During this trip, Harrow notices a dead orderly lying in a pool of their own blood. The driver escorts him to a stretch limousine. Inside, Harrow discovers Khonshu and informs the deity that he cannot hurt Harrow or Ammit.
At this point, Khonshu introduces Harrow to his “friend, Jake Lockley.” It’s Spector and Steven’s third personality, one taken straight from the comics. Lockley is the underworld heavy who does the dirty work for Moon Knight since he has all the street connections.
In this instance, his task requires nothing challenging. Lockley merely points the gun at Harrow/Ammit and pulls the trigger. Yes, Khonshu remains in control of one of Spector’s personalities, and it’s been lurking under the surface the whole time.
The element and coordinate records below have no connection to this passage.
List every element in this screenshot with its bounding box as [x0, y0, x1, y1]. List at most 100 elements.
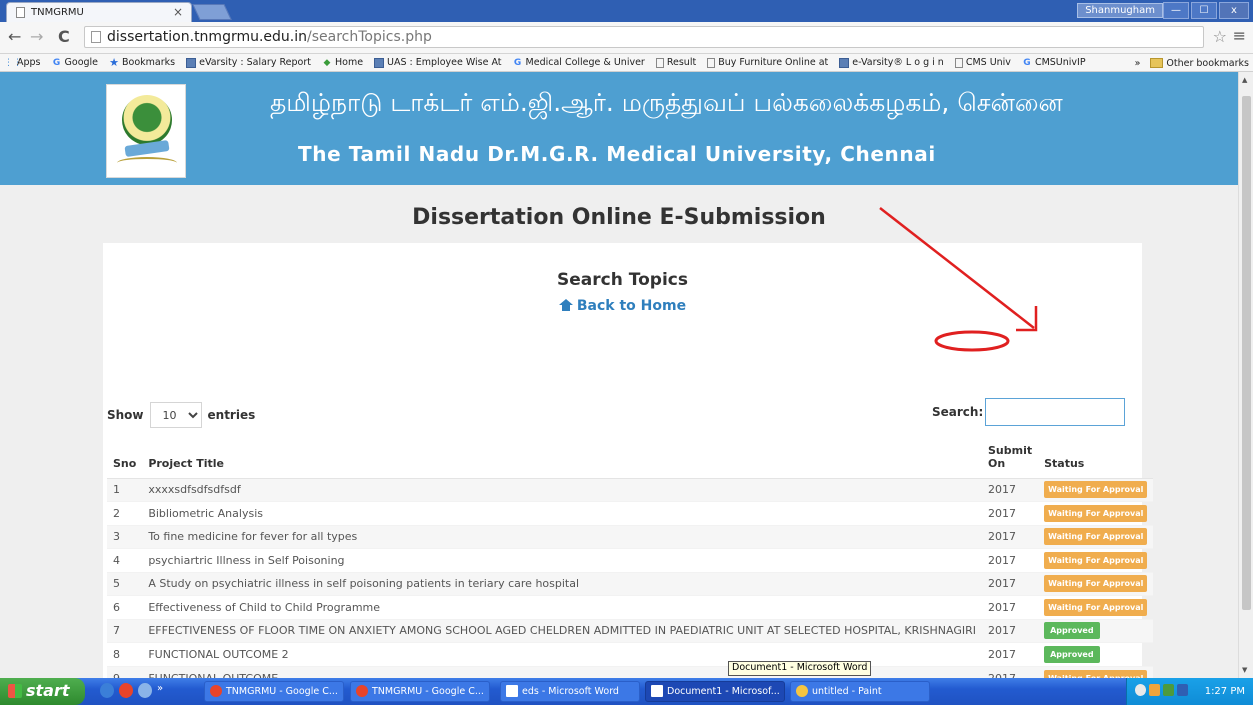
page-icon	[954, 57, 963, 68]
bookmark-evarsity-login[interactable]: e-Varsity® L o g i n	[839, 57, 944, 68]
bookmark-cmsunivip[interactable]: G CMSUnivIP	[1022, 57, 1086, 68]
cell-status: Approved	[1038, 618, 1154, 643]
bookmark-medical-college[interactable]: G Medical College & Univer	[513, 57, 645, 68]
chrome-icon[interactable]	[119, 683, 133, 698]
bookmark-label: eVarsity : Salary Report	[199, 57, 311, 68]
star-icon: ★	[109, 55, 119, 69]
cell-sno: 9	[107, 665, 143, 678]
bookmark-label: Bookmarks	[122, 57, 176, 68]
taskbar-button[interactable]: eds - Microsoft Word	[500, 681, 640, 702]
table-row: 2 Bibliometric Analysis 2017 Waiting For Ap…	[107, 501, 1154, 525]
bookmark-label: Other bookmarks	[1166, 57, 1249, 69]
cell-title: Bibliometric Analysis	[142, 501, 982, 525]
search-control: Search:	[932, 398, 1126, 426]
windows-flag-icon	[8, 684, 22, 698]
address-bar[interactable]: dissertation.tnmgrmu.edu.in/searchTopics…	[84, 26, 1204, 48]
bookmark-home[interactable]: ◆ Home	[322, 57, 364, 68]
taskbar-button-label: TNMGRMU - Google C...	[372, 686, 484, 697]
page-icon	[655, 57, 664, 68]
cell-status: Approved	[1038, 642, 1154, 666]
profile-button[interactable]: Shanmugham	[1077, 3, 1163, 18]
bookmark-evarsity-salary[interactable]: eVarsity : Salary Report	[186, 57, 311, 68]
taskbar-button-label: eds - Microsoft Word	[522, 686, 619, 697]
table-row: 8 FUNCTIONAL OUTCOME 2 2017 Approved	[107, 642, 1154, 666]
minimize-button[interactable]: —	[1163, 2, 1189, 19]
speaker-icon[interactable]	[1149, 684, 1160, 696]
taskbar-button[interactable]: Document1 - Microsof...	[645, 681, 785, 702]
tray-app-icon[interactable]	[1177, 684, 1188, 696]
scroll-up-icon[interactable]: ▲	[1242, 76, 1247, 84]
bookmark-cms-univ[interactable]: CMS Univ	[954, 57, 1011, 68]
security-icon[interactable]	[1163, 684, 1174, 696]
back-to-home-link[interactable]: Back to Home	[103, 298, 1142, 314]
chrome-icon	[210, 685, 222, 697]
maximize-button[interactable]: ☐	[1191, 2, 1217, 19]
bookmark-label: Medical College & Univer	[525, 57, 645, 68]
table-body: 1 xxxxsdfsdfsdfsdf 2017 Waiting For Approva…	[107, 477, 1154, 678]
search-label: Search:	[932, 405, 984, 419]
app-icon[interactable]	[138, 683, 152, 698]
cell-submit: 2017	[981, 501, 1039, 525]
cell-submit: 2017	[981, 665, 1039, 678]
column-header-status[interactable]: Status	[1038, 433, 1154, 479]
page-title: Dissertation Online E-Submission	[412, 205, 826, 230]
scrollbar-thumb[interactable]	[1242, 96, 1251, 610]
reload-icon[interactable]: C	[58, 27, 70, 46]
bookmark-result[interactable]: Result	[655, 57, 696, 68]
university-logo	[106, 84, 186, 178]
taskbar-button[interactable]: TNMGRMU - Google C...	[204, 681, 344, 702]
entries-select[interactable]: 10	[149, 402, 202, 428]
cell-sno: 4	[107, 548, 143, 572]
close-window-button[interactable]: x	[1219, 2, 1249, 19]
cell-title: xxxxsdfsdfsdfsdf	[142, 477, 982, 502]
chrome-icon	[356, 685, 368, 697]
clock: 1:27 PM	[1204, 686, 1245, 697]
url-domain: dissertation.tnmgrmu.edu.in	[107, 29, 308, 45]
vertical-scrollbar[interactable]: ▲ ▼	[1238, 72, 1253, 678]
menu-icon[interactable]: ≡	[1233, 26, 1246, 45]
search-input[interactable]	[985, 398, 1126, 426]
bookmark-bookmarks[interactable]: ★ Bookmarks	[109, 55, 176, 69]
bookmark-furniture[interactable]: Buy Furniture Online at	[707, 57, 828, 68]
bookmark-google[interactable]: G Google	[52, 57, 98, 68]
evarsity-icon	[374, 57, 385, 68]
taskbar-button[interactable]: untitled - Paint	[790, 681, 930, 702]
table-row: 1 xxxxsdfsdfsdfsdf 2017 Waiting For Approva…	[107, 477, 1154, 502]
back-home-label: Back to Home	[576, 298, 687, 314]
browser-tab[interactable]: TNMGRMU ×	[6, 2, 192, 22]
bookmark-label: UAS : Employee Wise At	[387, 57, 502, 68]
ie-icon[interactable]	[100, 683, 114, 698]
system-tray: 1:27 PM	[1126, 678, 1253, 705]
column-header-submit[interactable]: Submit On	[981, 433, 1039, 479]
search-panel: Search Topics Back to Home Show 10 entri…	[103, 243, 1154, 678]
taskbar-button-label: TNMGRMU - Google C...	[226, 686, 338, 697]
quicklaunch-more-icon[interactable]: »	[157, 683, 163, 698]
new-tab-button[interactable]	[192, 4, 232, 20]
bookmark-star-icon[interactable]: ☆	[1213, 27, 1227, 46]
back-icon[interactable]: ←	[8, 27, 21, 46]
taskbar-button[interactable]: TNMGRMU - Google C...	[350, 681, 490, 702]
english-title: The Tamil Nadu Dr.M.G.R. Medical Univers…	[298, 142, 936, 166]
page-viewport: தமிழ்நாடு டாக்டர் எம்.ஜி.ஆர். மருத்துவப்…	[0, 72, 1238, 678]
bookmark-apps[interactable]: ⋮⋮ Apps	[4, 57, 41, 68]
cell-status: Waiting For Approval	[1038, 501, 1154, 525]
column-header-sno[interactable]: Sno	[107, 433, 143, 479]
close-tab-icon[interactable]: ×	[173, 5, 183, 19]
bookmarks-overflow-button[interactable]: »	[1135, 58, 1141, 69]
forward-icon[interactable]: →	[30, 27, 43, 46]
column-header-title[interactable]: Project Title	[142, 433, 982, 479]
start-button[interactable]: start	[0, 678, 85, 705]
status-badge: Waiting For Approval	[1044, 575, 1148, 593]
bookmark-label: CMSUnivIP	[1034, 57, 1086, 68]
table-row: 6 Effectiveness of Child to Child Program…	[107, 595, 1154, 619]
table-row: 5A Study on psychiatric illness in self …	[107, 571, 1154, 596]
taskbar-tooltip: Document1 - Microsoft Word	[728, 661, 872, 676]
word-icon	[651, 685, 663, 697]
other-bookmarks[interactable]: Other bookmarks	[1150, 58, 1249, 69]
evarsity-icon	[186, 57, 197, 68]
network-icon[interactable]	[1135, 684, 1146, 696]
scroll-down-icon[interactable]: ▼	[1242, 666, 1247, 674]
window-title-bar: TNMGRMU × Shanmugham — ☐ x	[0, 0, 1253, 22]
cell-status: Waiting For Approval	[1038, 548, 1154, 572]
bookmark-uas[interactable]: UAS : Employee Wise At	[374, 57, 502, 68]
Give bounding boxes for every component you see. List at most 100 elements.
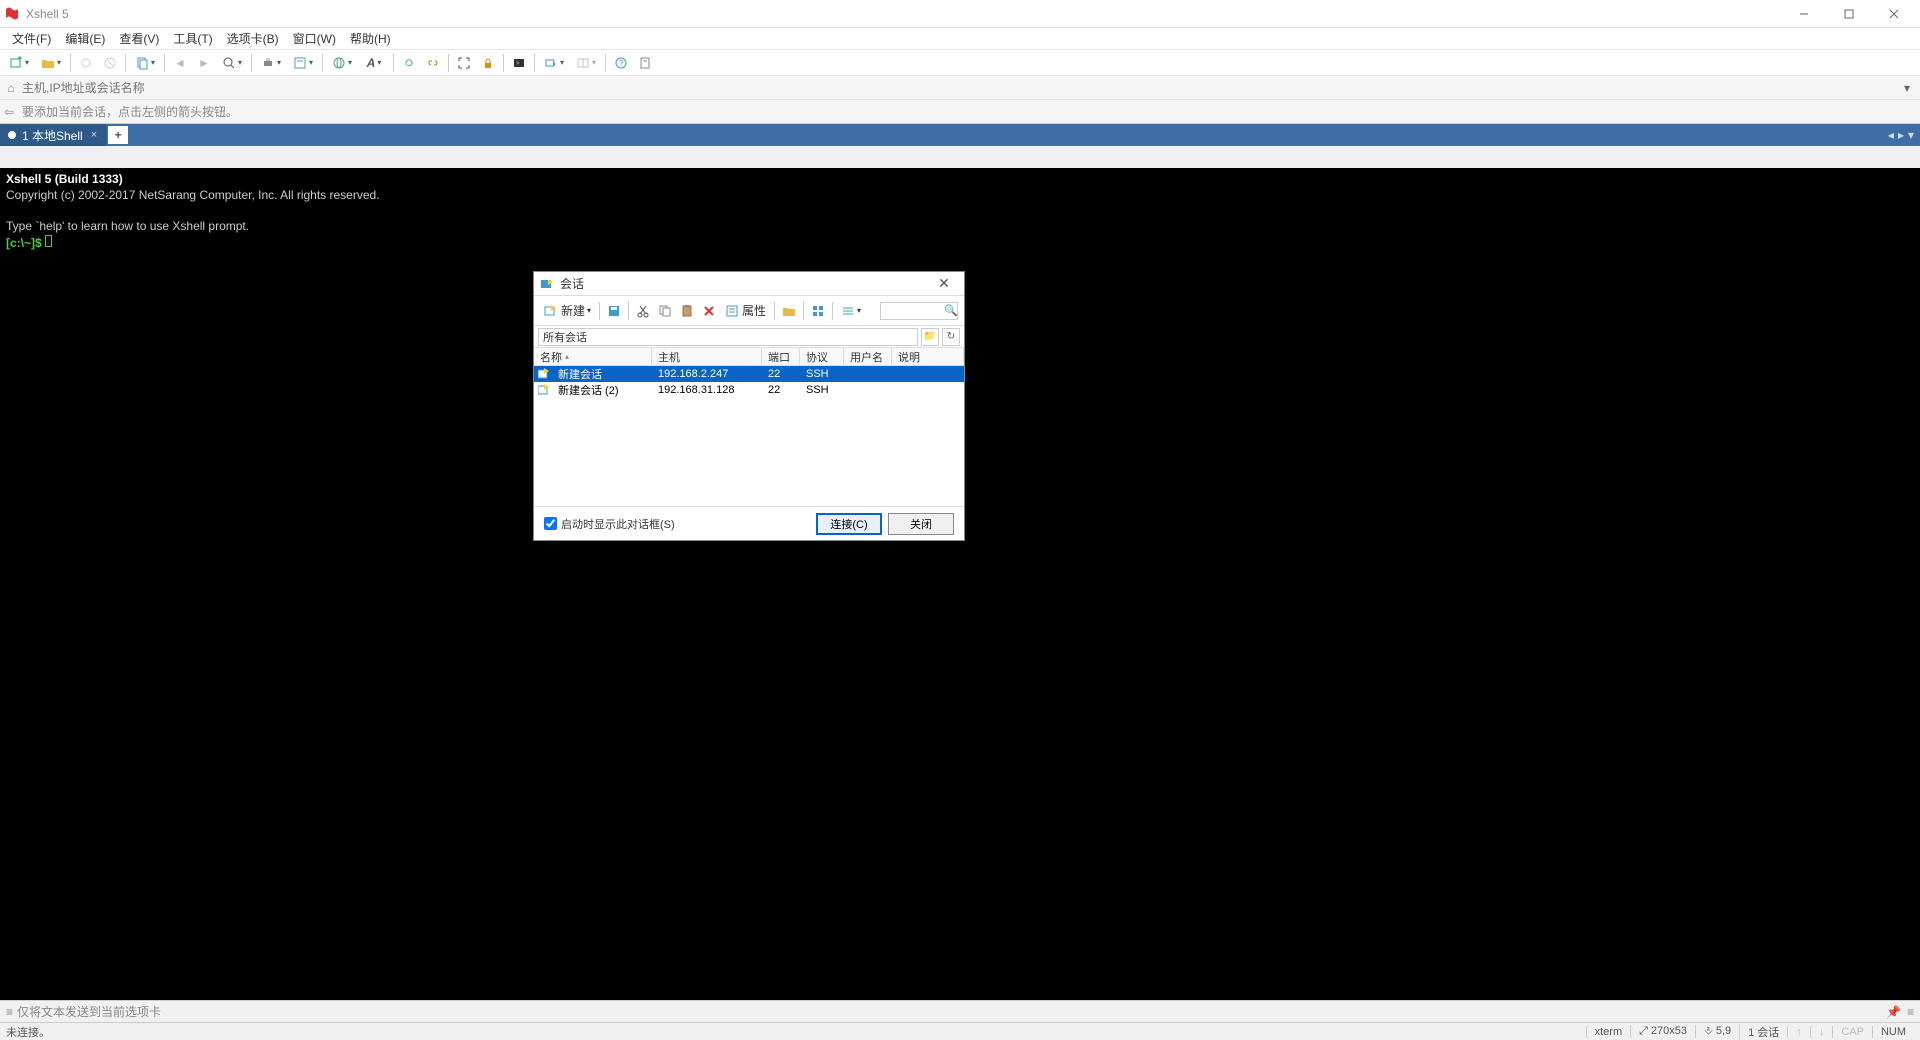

Many of those blackouts throughout the season weren’t Steven turning into Spector. Instead, the third personality took control to do the dirty stuff. Jack Lockley is the killer of the trio. And he remains fully committed to Khonshu.
That’s where the story ends, with a limo with a license plate of SPKTR leaving the asylum.
Overall, I have to say that I wanted to like Moon Knight more than I actually did. Even modulating my opinions away from the Batman expectations I had at the beginning, I found some of the storytelling trite and predictable.
We’ve all grown to expect a lot from MCU stories, which means they’re in competition with one another, something I regret. Still, I believe that even on its own merits, Moon Knight lacks a certain something that would elevate it in terms of satisfactory viewing.
We have dazzling, award-worthy performances from Oscar Isaac and Ethan Hawke. And the character of Taweret is instantly engaging. I also quite like Layla, whose confusion throughout the story adds to our own.
Somehow, the sum feels like less than the parts, though. Frankly, this series needs a second season to fill in the blanks and add more sustained and better storytelling. Currently, Isaac has finished his contractual obligations. Still, I expect more since the Lockley reveal feels like a setup rather than a conclusion.
If you want to know all the ways Marvel hinted at Lockley’s presence, the official website has enumerated them. Overall, I’d still give Moon Knight a B+ due to Hawke and Isaac’s work, but I think it’s my least favorite of the live-action MCU shows thus far.